About two years ago I hit a deer with my car while on a pizza delivery. It messed up my car so much that it was barely working. The break pedal became almost impossible to push. I asked God why he let that happen to me. He said it was so I would be ready to start a family again. I wasn't ready then, so I sold that car and got a smaller, more fuel efficient car so I could keep doing pizza deliveries. I had to endure a bit more work drama and another demeaning boss before I was ready.
All women have to decide how they will contribute to society. Some do it with having children. Others do it with having a great career that they feel happy doing. I have done almost every job out there. I have seen the world, which I wanted to do before having kids. There is nothing else I wanted to accomplish. So I was ready for family number two to begin.
I resented a few times that I had to start at square one again. My ex refused to work things out with me. He refused to let me see my first two daughters. So I had to start over. I have realized lately though that he and I never really loved each other. He was not capable of love, for whatever reason. I therefore did not love him because I felt he did not love me.
I think as you get older you become more capable of love. When you are young, you don't know what love is. You think love is just passion, but it is generosity and humility. It is forgetting about yourself and putting the other person first. It is never wanting to hurt them in any way. It took me 35 years to figure out love. I suppose some never figure it out.
Family number 2 began in a very difficult way. I had a C Section 2 months ago. It was the hardest week of my life. It all started when my mother in law came over and noticed I looked off. She took my blood pressure and it was very high. She suggested that I go to the hospital. Luckily I was mentally prepared for this. I had been reading about presclampsia and realized that I might have that. My pee had foam in it for awhile, and I realized that probably was not normal. I read that babies can be and should be delivered early in such situations. But I was worried my baby would be in the ICU for awhile. Praise God he came out healthy. He was about 2 weeks early, but he was ok. At first they tried to induce my labor. That wasn't working, so 12 hours after they tried that I had a C section done. I guess before the C Section I said to the nurses, "Can we just get this over with?" So they did. It all seemed like a dream, but it was real. At that point I had been infused with God knows how many drugs. I was not myself. I kept trying to get off my hospital bed before the C Section, but my boyfriend wouldn't let me. He had a very firm look on his face as if to say, "No we are doing this." I'm sure my instincts kicked in and I was thinking, "Why am about to let them cut me open? That is crazy." So I was trying to escape.
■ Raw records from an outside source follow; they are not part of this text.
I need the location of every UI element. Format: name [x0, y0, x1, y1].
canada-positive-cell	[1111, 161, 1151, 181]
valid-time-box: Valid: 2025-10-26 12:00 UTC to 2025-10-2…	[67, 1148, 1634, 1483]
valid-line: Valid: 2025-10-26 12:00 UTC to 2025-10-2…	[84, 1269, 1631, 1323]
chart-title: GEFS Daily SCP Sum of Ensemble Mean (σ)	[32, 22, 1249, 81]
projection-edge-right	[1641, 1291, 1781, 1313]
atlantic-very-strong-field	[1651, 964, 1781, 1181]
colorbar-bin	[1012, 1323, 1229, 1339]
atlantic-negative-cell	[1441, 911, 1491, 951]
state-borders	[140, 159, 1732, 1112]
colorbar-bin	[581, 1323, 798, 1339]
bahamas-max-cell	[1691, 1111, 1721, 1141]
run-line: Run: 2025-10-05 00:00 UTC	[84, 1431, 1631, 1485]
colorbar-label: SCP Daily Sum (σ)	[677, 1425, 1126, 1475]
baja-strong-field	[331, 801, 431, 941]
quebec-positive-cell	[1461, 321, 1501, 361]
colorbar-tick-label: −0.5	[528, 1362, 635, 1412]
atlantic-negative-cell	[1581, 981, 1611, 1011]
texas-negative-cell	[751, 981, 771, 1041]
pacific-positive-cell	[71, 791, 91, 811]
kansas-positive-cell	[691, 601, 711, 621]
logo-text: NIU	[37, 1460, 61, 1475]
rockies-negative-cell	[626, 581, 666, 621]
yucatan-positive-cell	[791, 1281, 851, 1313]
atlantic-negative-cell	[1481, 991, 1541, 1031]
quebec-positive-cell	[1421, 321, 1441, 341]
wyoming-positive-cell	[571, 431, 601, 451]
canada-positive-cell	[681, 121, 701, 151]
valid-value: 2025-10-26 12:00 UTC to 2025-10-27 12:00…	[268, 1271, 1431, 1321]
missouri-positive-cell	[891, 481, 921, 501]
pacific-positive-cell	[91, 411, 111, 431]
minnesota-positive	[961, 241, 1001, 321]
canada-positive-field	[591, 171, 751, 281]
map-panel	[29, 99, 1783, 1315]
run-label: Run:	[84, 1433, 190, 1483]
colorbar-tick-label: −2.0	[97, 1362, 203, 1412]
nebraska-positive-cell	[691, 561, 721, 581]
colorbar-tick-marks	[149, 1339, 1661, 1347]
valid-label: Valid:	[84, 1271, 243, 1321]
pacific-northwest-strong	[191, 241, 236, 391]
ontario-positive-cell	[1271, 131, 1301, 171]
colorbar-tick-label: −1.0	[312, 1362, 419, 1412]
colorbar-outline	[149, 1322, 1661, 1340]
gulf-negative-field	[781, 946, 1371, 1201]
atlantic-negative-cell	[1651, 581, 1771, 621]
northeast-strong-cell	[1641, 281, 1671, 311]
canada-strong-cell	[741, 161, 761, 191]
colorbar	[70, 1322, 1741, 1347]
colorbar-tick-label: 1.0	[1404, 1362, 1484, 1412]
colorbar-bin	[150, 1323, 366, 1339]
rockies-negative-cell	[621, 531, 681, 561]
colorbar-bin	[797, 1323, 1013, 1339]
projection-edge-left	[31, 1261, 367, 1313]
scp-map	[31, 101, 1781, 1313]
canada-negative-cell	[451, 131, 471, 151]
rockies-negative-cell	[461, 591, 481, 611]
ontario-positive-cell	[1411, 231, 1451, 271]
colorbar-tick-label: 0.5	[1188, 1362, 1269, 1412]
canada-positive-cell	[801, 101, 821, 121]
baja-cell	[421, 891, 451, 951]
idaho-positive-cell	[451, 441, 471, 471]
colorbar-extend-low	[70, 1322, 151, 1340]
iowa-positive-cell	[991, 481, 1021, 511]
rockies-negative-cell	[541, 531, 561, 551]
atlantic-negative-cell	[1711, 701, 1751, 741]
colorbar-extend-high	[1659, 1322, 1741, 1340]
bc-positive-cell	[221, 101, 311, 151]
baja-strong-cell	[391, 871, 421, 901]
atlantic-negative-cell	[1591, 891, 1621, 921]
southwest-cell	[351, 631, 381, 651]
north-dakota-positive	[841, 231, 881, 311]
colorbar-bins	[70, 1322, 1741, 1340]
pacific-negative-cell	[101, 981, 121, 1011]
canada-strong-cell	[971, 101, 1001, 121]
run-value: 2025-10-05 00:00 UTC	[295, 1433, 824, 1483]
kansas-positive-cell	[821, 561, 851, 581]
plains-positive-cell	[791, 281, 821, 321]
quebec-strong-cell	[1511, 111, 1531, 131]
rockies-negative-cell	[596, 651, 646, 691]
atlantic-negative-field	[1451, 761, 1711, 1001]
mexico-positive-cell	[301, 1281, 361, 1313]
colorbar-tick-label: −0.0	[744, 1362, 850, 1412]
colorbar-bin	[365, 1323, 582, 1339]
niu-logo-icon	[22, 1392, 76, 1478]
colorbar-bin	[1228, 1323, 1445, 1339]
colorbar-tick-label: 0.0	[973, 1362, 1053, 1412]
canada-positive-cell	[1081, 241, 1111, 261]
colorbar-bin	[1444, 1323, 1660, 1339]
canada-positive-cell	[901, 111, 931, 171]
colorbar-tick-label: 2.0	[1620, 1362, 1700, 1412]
But it happened. I had the C Section. The pain was quite annoying afterwards. I had a hard time getting up to pee and walking arond. I was walking like a turtle, which is funny because now I have 5 pet turtles. I wish I could say to them, "I was just like you a little bit ago." I survived though. That is all that matters. They put me on a ton of blood pressure medication that caused me to hallucinate a bit. They were all silly halluciations like worm people falling over each other. I don't recommend that anyone takes that. It really is just acid, I think anyways. Like acid off the street. It did not help my bloood pressure at all. What did help was getting home and sleeping more and eating good foods. God kept telling me to drink lots of juice, so I have been doing that for 2 months now. I just live off of juice, and yogurt and salads. That is how I got my blood pressure back to normal.
I never thought I would have a C Section. Ever since I started my period at 12 I have been horribly afraid of getting pregnant and having a C Section. But I did it. I overcame, and I am very proud of myself for surviving all that. If you ever need a C Section, I promise you too will be ok. Just believe that you will be ok and you will be.